The reason for the removal of the tooth’s nerve is because these nerves (along with associated blood vessels) is responsible with providing hydration and nutrients to our teeth. They also give us the ability to sense hot and cold.

Surveys over the years find that root canal therapy is considered the most feared of all dental procedures. These surveys also found people’s views on root canal therapy is based on what others have told them and not their own individual experiences. This leads to people believing mostly inaccurate stories about root canals. It is the fear of the unknown as I like to call it.

Root Canal Therapy Marielaina Perrone DDS
Root Canal Therapy Can Save Your Smile!

Myths Surrounding Root Canal Therapy

Myth #1 – Root Canal Therapy Is Painful

Root canal therapy does not directly cause pain, this therapy is designed to relieve it! With modern anesthetics, techniques, and technology, root canal therapy is no more painful than getting a simple filling. The major cause of root canal therapy pain is the infection that a patient may present with. An infected site will cause extreme pain that can be difficult to get under control initially.

Your dentist will make sure you are comfortably anesthetized and relaxed prior to beginning root canal therapy. The removal of the pain-causing infected pulp from your tooth will relieve any pressure that is built up causing some of that discomfort. After the infected tissues are cleaned out, your tooth will be sealed closed to keep out any further invading bacteria and repair the enamel of the tooth with a dental filling or a protective dental crown.

Myth #2 – Why Not Just Remove The Tooth?

A well trained dentist will always use tooth extraction as a “last resort” type dental treatment. Nothing functions as well as your own natural teeth, so tooth preservation whenever possible is always the best course of treatment. Root canal therapy allows you to keep your natural tooth. This prevents you from having to resort to other extensive dental treatments, such as dental bridges or dental implants, to help replace the lost tooth and restore your smile.

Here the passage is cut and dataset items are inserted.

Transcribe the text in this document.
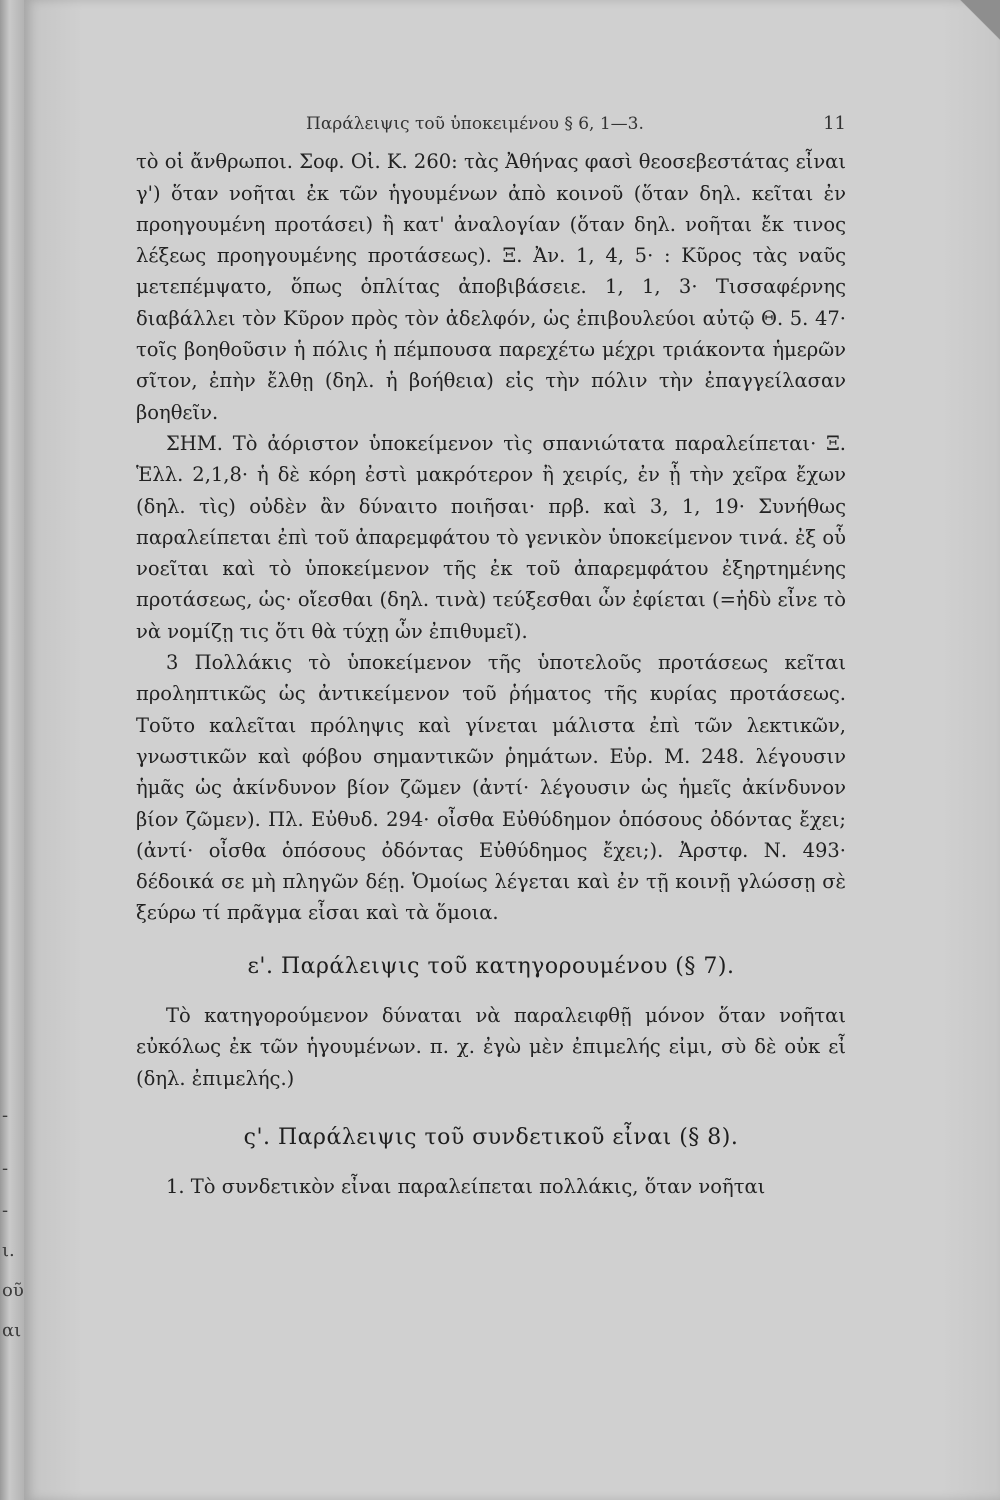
-
-
-
ι.
οῦ
αι
Παράλειψις τοῦ ὑποκειμένου § 6, 1—3.	11

τὸ οἱ ἄνθρωποι. Σοφ. Οἰ. Κ. 260: τὰς Ἀθήνας φασὶ θεοσεβεστάτας εἶναι γ') ὅταν νοῆται ἐκ τῶν ἡγουμένων ἀπὸ κοινοῦ (ὅταν δηλ. κεῖται ἐν προηγουμένη προτάσει) ἢ κατ' ἀναλογίαν (ὅταν δηλ. νοῆται ἔκ τινος λέξεως προηγουμένης προτάσεως). Ξ. Ἀν. 1, 4, 5· : Κῦρος τὰς ναῦς μετεπέμψατο, ὅπως ὁπλίτας ἀποβιβάσειε. 1, 1, 3· Τισσαφέρνης διαβάλλει τὸν Κῦρον πρὸς τὸν ἀδελφόν, ὡς ἐπιβουλεύοι αὐτῷ Θ. 5. 47· τοῖς βοηθοῦσιν ἡ πόλις ἡ πέμπουσα παρεχέτω μέχρι τριάκοντα ἡμερῶν σῖτον, ἐπὴν ἔλθῃ (δηλ. ἡ βοήθεια) εἰς τὴν πόλιν τὴν ἐπαγγείλασαν βοηθεῖν.

ΣΗΜ. Τὸ ἀόριστον ὑποκείμενον τὶς σπανιώτατα παραλείπεται· Ξ. Ἑλλ. 2,1,8· ἡ δὲ κόρη ἐστὶ μακρότερον ἢ χειρίς, ἐν ᾗ τὴν χεῖρα ἔχων (δηλ. τὶς) οὐδὲν ἂν δύναιτο ποιῆσαι· πρβ. καὶ 3, 1, 19· Συνήθως παραλείπεται ἐπὶ τοῦ ἀπαρεμφάτου τὸ γενικὸν ὑποκείμενον τινά. ἐξ οὗ νοεῖται καὶ τὸ ὑποκείμενον τῆς ἐκ τοῦ ἀπαρεμφάτου ἐξηρτημένης προτάσεως, ὡς· οἴεσθαι (δηλ. τινὰ) τεύξεσθαι ὧν ἐφίεται (=ἡδὺ εἶνε τὸ νὰ νομίζῃ τις ὅτι θὰ τύχῃ ὧν ἐπιθυμεῖ).

3 Πολλάκις τὸ ὑποκείμενον τῆς ὑποτελοῦς προτάσεως κεῖται προληπτικῶς ὡς ἀντικείμενον τοῦ ῥήματος τῆς κυρίας προτάσεως. Τοῦτο καλεῖται πρόληψις καὶ γίνεται μάλιστα ἐπὶ τῶν λεκτικῶν, γνωστικῶν καὶ φόβου σημαντικῶν ῥημάτων. Εὐρ. Μ. 248. λέγουσιν ἡμᾶς ὡς ἀκίνδυνον βίον ζῶμεν (ἀντί· λέγουσιν ὡς ἡμεῖς ἀκίνδυνον βίον ζῶμεν). Πλ. Εὐθυδ. 294· οἶσθα Εὐθύδημον ὁπόσους ὀδόντας ἔχει; (ἀντί· οἶσθα ὁπόσους ὀδόντας Εὐθύδημος ἔχει;). Ἀρστφ. Ν. 493· δέδοικά σε μὴ πληγῶν δέῃ. Ὁμοίως λέγεται καὶ ἐν τῇ κοινῇ γλώσσῃ σὲ ξεύρω τί πρᾶγμα εἶσαι καὶ τὰ ὅμοια.

ε'. Παράλειψις τοῦ κατηγορουμένου (§ 7).

Τὸ κατηγορούμενον δύναται νὰ παραλειφθῇ μόνον ὅταν νοῆται εὐκόλως ἐκ τῶν ἡγουμένων. π. χ. ἐγὼ μὲν ἐπιμελής εἰμι, σὺ δὲ οὐκ εἶ (δηλ. ἐπιμελής.)

ς'. Παράλειψις τοῦ συνδετικοῦ εἶναι (§ 8).

1. Τὸ συνδετικὸν εἶναι παραλείπεται πολλάκις, ὅταν νοῆται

Myth #3 – Root Canal Therapy Is Only For Teeth Causing Pain

Sometimes a dental infection has become so severe that the tooth actually dies. You may no longer be feeling any pain but infection is still present and damaging your underlying bone structure. A lot of the pain and discomfort we feel when dental infection is present is pressure. A dental infection can sometimes cause a bump in the gum tissue where the infection can leak out relieving that pressure and allowing it to feel better even though it is not. Even at this point, root canal therapy can still save the tooth structure itself. This is one of the reasons for routine dental examinations and radiographs. These visits can let us see changes as they happen before they become bigger issues. Regular visits will actually save you money over the long haul but sometimes that is hard to understand.

Root Canal Therapy Marielaina Perrone DDS
Painless Root Canal Therapy Is Possible

Myth #4 – Root Canal Therapy Takes A Long Time

Most root canal therapy treatment can be completed in 1-2 visits. If there is no active, serious dental infection present they can sometimes be finished in just one appointment or you may have to return to complete the filling or crown procedure. The condition of your tooth following root canal therapy and the severity of infection dictate the treatment time needed. Sometimes a dental crown is not needed but is usually recommended as the tooth will become more brittle without the natural nutrients and blood flowing thru the tooth.

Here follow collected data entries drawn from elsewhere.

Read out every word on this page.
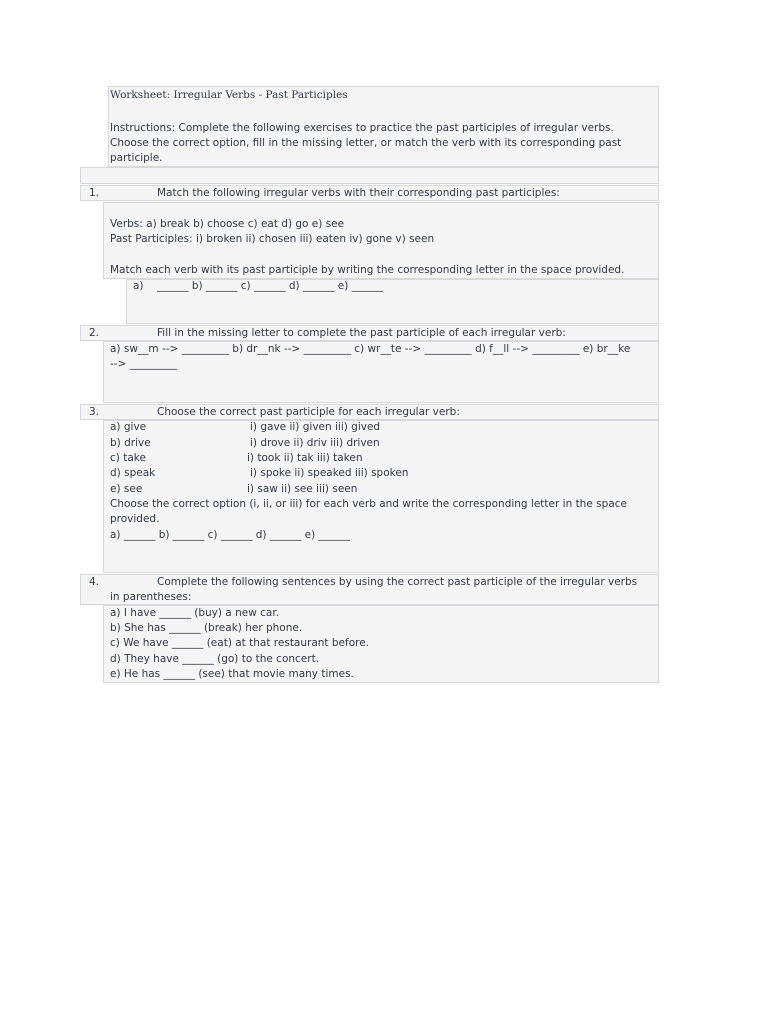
Worksheet: Irregular Verbs - Past Participles
Instructions: Complete the following exercises to practice the past participles of irregular verbs.
Choose the correct option, fill in the missing letter, or match the verb with its corresponding past
participle.
1.	Match the following irregular verbs with their corresponding past participles:
Verbs: a) break b) choose c) eat d) go e) see
Past Participles: i) broken ii) chosen iii) eaten iv) gone v) seen
Match each verb with its past participle by writing the corresponding letter in the space provided.
a) ______ b) ______ c) ______ d) ______ e) ______
2.	Fill in the missing letter to complete the past participle of each irregular verb:
a) sw__m --> _________ b) dr__nk --> _________ c) wr__te --> _________ d) f__ll --> _________ e) br__ke
--> _________
3.	Choose the correct past participle for each irregular verb:
a) give	i) gave ii) given iii) gived
b) drive	i) drove ii) driv iii) driven
c) take	i) took ii) tak iii) taken
d) speak	i) spoke ii) speaked iii) spoken
e) see	i) saw ii) see iii) seen
Choose the correct option (i, ii, or iii) for each verb and write the corresponding letter in the space
provided.
a) ______ b) ______ c) ______ d) ______ e) ______
4.	Complete the following sentences by using the correct past participle of the irregular verbs
in parentheses:
a) I have ______ (buy) a new car.
b) She has ______ (break) her phone.
c) We have ______ (eat) at that restaurant before.
d) They have ______ (go) to the concert.
e) He has ______ (see) that movie many times.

Myth #5 – Dental Infections Are Common Following Root Canal Therapy

A re infection of the tooth root can happen, but it is not very common. If dental infection returns to the tooth, further dental treatment will be needed. The newest dental materials and technques used to fill a tooth following root canal therapy have been specifically designed to significantly reduce the likelihood of developing another dental infection in that tooth.

Root Canal Therapy Myths Conclusion

Root canal therapy has developed a very bad reputation over the years. Rest assured with new techniques it can be a painless experience. If you are feeling dental anxiety speak to your dentist and they can offer you advice on how to best cope.